Paper #34 - ISHA Annual Scientific Meeting 2016

Endoscopic Shelf Acetabuloplasty After Failed Hip Arthroscopic Labral Repair And Capsular Closure In Patients With Developmental Dysplasia Of The Hip.

Shiho Kanezaki, MD, PhD, Kitakyushu JAPAN
Hirotaka Nakashima, MD, Kitakyushu JAPAN
Akihisa Hatakeyama, MD, Kitakyushu JAPAN
Yoichi Murata, MD, Kitakyushu JAPAN
Soshi Uchida, MD, PhD, Kitakyushu, Fukuoka JAPAN

Wakamatsu Hospital of the University of Occupational and Environmental Health, Kitakyushu, Fukuoka, JAPAN

FDA Status Not Applicable

Summary: Endoscopic shelf acetabuloplasty could provide favorable clinical outcomes following failed arthroscopic labral repair in patients with DDH and borderline DDH.

Abstract:
Background and purpose Hip arthroscopic labral preservation (repair or reconstruction) is increasingly defined as an unacceptable tool for treating developmental dysplasia of the hip (DDH). We devised new entirely endoscopic shelf acetabuloplasty for treating patients with DDH. However, there is a dearth of knowledge regarding how the results of endoscopic shelf acetabuloplasty is affected by a prior hip arthroscopic labral preservation in the presence of underlying DDH. The purpose of this study was to clarify clinical outcomes following endoscopic shelf acetabuloplasty after failed hip arthroscopic labral repair in patients with DDH. Materials and Methods Between January 2012 and December 2013, 10 hips in 9 symptomatic patients of DDH and borderline DDH (center edge (CE) angle< 25 degree) were poor outcome of arthroscopic labral repair and underwent subsequent endoscopic shelf acetabuloplasty.
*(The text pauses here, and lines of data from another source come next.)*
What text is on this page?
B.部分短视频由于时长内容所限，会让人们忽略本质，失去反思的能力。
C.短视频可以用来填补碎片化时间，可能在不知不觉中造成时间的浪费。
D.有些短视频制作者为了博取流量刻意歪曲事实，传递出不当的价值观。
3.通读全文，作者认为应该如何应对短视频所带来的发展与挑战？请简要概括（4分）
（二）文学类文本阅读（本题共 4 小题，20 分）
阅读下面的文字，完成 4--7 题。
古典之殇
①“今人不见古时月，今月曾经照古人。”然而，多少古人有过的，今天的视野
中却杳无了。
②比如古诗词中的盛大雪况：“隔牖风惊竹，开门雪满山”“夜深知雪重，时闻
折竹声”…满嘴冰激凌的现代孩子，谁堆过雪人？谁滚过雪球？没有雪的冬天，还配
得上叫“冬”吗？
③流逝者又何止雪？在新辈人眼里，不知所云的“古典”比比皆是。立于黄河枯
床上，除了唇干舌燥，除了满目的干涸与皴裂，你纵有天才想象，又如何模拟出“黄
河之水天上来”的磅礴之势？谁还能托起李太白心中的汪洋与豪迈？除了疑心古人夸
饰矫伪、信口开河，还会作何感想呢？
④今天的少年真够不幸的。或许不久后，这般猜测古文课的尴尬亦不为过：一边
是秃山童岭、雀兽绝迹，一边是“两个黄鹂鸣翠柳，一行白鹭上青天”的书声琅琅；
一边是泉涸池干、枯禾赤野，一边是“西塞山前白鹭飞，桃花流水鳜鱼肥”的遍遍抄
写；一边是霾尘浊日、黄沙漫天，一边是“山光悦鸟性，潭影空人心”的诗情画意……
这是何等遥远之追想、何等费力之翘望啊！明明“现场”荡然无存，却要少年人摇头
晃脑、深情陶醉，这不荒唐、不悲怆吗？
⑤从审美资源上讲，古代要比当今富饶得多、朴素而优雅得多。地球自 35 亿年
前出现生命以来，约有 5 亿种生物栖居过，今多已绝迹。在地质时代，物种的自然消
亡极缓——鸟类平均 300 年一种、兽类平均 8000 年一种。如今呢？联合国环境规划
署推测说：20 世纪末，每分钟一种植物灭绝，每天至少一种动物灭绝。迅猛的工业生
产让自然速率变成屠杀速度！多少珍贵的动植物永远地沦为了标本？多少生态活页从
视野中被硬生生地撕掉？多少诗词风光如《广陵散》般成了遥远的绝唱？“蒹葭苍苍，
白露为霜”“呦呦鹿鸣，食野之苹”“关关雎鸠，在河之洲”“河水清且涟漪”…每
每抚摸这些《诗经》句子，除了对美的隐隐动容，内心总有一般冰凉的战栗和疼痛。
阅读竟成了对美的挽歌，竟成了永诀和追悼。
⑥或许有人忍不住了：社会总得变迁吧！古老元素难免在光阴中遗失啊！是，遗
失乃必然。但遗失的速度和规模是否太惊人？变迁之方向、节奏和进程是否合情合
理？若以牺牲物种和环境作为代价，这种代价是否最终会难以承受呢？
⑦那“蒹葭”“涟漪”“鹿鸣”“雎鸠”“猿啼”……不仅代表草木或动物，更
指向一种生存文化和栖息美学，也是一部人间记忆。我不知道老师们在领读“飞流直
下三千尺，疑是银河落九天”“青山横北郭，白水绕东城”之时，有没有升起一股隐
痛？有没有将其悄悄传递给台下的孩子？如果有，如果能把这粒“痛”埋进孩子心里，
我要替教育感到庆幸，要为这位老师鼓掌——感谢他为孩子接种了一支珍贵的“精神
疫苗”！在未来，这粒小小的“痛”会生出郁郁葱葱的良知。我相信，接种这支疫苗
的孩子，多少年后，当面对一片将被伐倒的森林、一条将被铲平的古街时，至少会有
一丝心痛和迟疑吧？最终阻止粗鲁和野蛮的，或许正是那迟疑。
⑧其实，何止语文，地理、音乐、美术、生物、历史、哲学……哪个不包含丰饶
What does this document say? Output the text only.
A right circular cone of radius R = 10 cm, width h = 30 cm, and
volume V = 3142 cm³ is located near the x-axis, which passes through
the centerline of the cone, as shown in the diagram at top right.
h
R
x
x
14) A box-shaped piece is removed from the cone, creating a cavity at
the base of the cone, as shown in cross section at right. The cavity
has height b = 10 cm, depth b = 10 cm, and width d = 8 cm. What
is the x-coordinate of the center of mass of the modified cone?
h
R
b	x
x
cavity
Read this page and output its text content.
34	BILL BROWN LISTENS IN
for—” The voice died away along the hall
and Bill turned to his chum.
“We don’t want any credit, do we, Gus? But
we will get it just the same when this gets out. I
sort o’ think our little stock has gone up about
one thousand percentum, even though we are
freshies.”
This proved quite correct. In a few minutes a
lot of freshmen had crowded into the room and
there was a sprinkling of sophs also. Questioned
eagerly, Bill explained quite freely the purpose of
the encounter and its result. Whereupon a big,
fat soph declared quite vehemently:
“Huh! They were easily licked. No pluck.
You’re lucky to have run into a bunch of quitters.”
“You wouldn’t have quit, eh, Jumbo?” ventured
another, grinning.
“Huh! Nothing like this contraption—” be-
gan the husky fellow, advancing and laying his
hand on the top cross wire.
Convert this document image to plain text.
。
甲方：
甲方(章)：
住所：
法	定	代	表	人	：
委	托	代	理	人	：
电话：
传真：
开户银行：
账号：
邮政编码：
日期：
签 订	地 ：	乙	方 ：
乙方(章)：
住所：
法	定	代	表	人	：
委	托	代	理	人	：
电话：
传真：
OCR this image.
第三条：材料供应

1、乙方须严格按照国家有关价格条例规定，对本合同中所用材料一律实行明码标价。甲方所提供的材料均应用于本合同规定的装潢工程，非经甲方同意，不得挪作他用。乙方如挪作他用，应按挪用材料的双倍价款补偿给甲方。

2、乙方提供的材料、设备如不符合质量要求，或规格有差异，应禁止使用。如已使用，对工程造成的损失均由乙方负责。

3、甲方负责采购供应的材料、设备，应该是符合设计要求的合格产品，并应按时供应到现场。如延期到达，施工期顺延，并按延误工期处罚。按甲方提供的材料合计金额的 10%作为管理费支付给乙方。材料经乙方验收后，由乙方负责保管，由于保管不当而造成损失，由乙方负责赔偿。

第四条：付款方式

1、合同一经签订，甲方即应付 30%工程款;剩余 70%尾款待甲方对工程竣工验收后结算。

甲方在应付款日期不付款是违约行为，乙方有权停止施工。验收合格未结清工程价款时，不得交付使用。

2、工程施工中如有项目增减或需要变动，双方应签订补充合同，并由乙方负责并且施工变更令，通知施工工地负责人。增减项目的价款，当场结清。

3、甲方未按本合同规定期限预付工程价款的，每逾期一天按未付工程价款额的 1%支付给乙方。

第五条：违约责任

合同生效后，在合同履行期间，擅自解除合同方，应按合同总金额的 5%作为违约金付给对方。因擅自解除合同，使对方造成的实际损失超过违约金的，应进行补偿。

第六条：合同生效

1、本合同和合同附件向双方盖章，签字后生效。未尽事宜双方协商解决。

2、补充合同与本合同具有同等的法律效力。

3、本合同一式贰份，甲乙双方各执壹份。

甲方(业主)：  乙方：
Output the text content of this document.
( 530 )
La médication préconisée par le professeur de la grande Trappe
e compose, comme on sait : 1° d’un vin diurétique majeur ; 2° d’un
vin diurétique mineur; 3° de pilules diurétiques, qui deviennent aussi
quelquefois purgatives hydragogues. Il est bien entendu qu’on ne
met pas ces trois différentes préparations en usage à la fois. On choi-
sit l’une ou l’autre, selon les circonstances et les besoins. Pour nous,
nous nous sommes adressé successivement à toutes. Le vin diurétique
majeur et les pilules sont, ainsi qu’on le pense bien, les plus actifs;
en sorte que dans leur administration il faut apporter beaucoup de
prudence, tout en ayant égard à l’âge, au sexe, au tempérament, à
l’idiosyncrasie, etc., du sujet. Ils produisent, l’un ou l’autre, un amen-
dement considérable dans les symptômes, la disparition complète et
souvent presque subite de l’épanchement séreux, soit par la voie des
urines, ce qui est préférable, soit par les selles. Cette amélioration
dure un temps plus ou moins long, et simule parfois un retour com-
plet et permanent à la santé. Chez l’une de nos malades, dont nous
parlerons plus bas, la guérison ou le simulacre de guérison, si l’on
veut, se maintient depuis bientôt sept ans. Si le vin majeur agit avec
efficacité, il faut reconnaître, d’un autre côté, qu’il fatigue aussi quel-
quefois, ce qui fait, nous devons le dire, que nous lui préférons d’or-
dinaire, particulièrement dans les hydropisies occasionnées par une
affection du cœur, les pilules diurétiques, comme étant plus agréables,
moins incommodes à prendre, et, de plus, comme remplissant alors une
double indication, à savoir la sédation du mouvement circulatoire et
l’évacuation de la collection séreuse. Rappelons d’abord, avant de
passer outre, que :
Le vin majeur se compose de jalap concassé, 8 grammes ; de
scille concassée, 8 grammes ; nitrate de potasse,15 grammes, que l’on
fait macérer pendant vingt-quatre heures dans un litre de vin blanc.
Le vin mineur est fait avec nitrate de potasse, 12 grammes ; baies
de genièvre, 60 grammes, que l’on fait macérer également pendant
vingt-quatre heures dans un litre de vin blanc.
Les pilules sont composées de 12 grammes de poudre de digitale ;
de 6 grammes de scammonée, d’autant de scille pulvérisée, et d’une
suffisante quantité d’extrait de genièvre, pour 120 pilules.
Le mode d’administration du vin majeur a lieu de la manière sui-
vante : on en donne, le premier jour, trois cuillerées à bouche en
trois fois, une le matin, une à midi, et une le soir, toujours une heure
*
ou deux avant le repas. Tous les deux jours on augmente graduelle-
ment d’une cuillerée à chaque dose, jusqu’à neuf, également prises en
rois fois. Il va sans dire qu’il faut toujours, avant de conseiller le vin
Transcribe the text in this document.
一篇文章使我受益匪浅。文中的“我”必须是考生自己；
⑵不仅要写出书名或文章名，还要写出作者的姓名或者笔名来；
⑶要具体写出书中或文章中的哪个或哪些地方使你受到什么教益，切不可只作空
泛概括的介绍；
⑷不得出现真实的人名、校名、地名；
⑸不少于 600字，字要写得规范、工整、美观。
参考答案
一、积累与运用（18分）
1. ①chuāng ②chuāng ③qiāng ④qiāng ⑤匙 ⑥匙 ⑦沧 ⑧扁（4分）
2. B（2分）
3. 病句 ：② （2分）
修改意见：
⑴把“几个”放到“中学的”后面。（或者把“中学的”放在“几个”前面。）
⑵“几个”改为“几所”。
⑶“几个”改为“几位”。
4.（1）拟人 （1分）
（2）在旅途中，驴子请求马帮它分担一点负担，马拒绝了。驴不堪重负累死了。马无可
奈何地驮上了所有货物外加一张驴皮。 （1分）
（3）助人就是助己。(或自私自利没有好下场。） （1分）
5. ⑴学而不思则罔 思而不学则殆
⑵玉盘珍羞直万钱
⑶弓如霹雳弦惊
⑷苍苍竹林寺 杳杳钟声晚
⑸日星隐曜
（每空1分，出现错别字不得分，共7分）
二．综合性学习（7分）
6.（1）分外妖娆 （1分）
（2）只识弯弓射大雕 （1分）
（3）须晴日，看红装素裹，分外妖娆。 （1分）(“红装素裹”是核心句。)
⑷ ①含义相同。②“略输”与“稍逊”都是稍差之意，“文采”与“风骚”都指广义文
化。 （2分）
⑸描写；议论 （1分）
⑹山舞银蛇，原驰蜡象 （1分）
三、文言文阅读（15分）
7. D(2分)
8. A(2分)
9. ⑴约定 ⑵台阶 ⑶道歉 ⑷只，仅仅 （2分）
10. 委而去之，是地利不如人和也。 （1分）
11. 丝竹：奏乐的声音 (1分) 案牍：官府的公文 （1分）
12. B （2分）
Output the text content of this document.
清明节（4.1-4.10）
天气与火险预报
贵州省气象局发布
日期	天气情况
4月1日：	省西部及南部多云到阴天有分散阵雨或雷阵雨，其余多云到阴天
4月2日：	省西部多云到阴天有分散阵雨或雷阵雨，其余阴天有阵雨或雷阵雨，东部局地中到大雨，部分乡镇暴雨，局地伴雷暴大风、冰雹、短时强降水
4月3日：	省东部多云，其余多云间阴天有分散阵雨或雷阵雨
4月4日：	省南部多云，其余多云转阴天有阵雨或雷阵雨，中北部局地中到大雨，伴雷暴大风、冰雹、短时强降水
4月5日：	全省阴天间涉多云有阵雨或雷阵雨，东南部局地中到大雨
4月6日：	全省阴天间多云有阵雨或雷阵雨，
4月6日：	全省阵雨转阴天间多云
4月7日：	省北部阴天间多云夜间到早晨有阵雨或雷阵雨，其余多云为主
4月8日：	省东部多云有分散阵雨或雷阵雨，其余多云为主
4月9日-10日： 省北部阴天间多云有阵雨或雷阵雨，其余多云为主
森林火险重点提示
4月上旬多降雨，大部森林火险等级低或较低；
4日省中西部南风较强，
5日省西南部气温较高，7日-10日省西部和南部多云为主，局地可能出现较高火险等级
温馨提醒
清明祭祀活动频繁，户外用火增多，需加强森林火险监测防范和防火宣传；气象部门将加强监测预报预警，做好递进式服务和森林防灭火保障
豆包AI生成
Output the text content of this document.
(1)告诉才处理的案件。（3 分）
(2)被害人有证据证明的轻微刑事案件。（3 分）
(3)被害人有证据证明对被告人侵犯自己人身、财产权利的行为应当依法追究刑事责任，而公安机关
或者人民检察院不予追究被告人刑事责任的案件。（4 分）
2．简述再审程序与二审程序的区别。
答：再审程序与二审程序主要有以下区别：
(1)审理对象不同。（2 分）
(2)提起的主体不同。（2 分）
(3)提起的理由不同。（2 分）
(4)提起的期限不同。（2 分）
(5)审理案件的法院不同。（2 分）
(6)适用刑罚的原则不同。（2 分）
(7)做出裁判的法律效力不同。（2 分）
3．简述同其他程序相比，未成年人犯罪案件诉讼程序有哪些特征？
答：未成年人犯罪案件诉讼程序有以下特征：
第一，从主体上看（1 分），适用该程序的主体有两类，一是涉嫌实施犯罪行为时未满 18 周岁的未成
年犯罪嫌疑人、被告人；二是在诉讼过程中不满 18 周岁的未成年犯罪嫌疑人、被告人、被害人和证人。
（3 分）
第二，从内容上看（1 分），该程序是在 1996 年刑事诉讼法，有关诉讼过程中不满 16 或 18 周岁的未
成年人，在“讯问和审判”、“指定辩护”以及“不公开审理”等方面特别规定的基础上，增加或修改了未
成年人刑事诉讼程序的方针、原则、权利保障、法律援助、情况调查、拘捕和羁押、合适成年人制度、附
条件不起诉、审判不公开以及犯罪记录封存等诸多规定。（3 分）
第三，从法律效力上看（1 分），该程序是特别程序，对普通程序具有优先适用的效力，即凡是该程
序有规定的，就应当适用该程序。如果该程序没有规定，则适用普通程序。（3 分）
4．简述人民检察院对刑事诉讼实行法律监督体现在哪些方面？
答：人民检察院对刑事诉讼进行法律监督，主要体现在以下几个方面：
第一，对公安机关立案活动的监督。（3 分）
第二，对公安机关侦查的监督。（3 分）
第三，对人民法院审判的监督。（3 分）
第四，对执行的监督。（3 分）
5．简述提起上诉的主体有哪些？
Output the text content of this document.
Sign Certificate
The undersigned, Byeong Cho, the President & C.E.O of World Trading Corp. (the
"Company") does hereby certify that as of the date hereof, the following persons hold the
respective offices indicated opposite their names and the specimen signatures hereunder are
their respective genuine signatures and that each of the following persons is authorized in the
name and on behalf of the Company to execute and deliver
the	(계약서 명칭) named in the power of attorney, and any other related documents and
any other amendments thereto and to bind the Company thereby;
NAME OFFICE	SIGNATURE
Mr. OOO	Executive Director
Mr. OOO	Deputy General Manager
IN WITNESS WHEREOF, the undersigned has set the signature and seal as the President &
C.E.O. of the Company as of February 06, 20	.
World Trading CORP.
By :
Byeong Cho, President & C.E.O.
The mean age of them at the time of subsequent surgery was 42.5 (range, 25-61) years. The mean follow-up period was 2.6 years (range, 32-42 months). Modified Harris hip score (mHHS) and non-arthritic hip score (NAHS) were utilized to evaluate clinical hip function. We assessed plain radiograph and evaluate severity of osteoarthritis by using Tonnis grade. Preoperative mHHS was 56.9 (range, 18.7-77.0) and NAHS was 43.9 (range, 36.0-55.0). Eight hips were Tonnis grade 0, two hips were Tonnis grade 1, and one hip was Tonnis grade 2 preoperatively. For acetabular index, the mean CE angle was 17.8±3.6 (range, 9.0-23.0) degree, Sharp angle was 44.9±2.8 (range, 40.0-50.0) degree, Tonnis angle was 13.4±4.9 (range, 1.6-21.0) degree, and VCA angle was 15.9±7.5 (range, -3.0-24.0). Results CE angle was improved to 43.3±10.1 degree postoperatively (p< 0.05, Wilcoxon signed-rank test), and 33.3±8.2 degree (p< 0.05, Wilcoxon signed-rank test) one year after surgery. The severity of osteoarthritis at the final follow-up was as follows, 7 hips for Tonnis grade 0, one hip for 1, and two hips for 2. The mean mHHS improved to 90.5 (range, 77.0-100.0) at the final-follow up (p< 0.05, Wilcoxon signed-rank test). The mean NAHS improved to 60.9 (range, 39.0-74.0) at the final-follow up (p< 0.05, Wilcoxon signed-rank test). Conclusion Endoscopic shelf acetabuloplasty could provide favorable clinical outcomes following failed arthroscopic labral repair in patients with DDH and borderline DDH.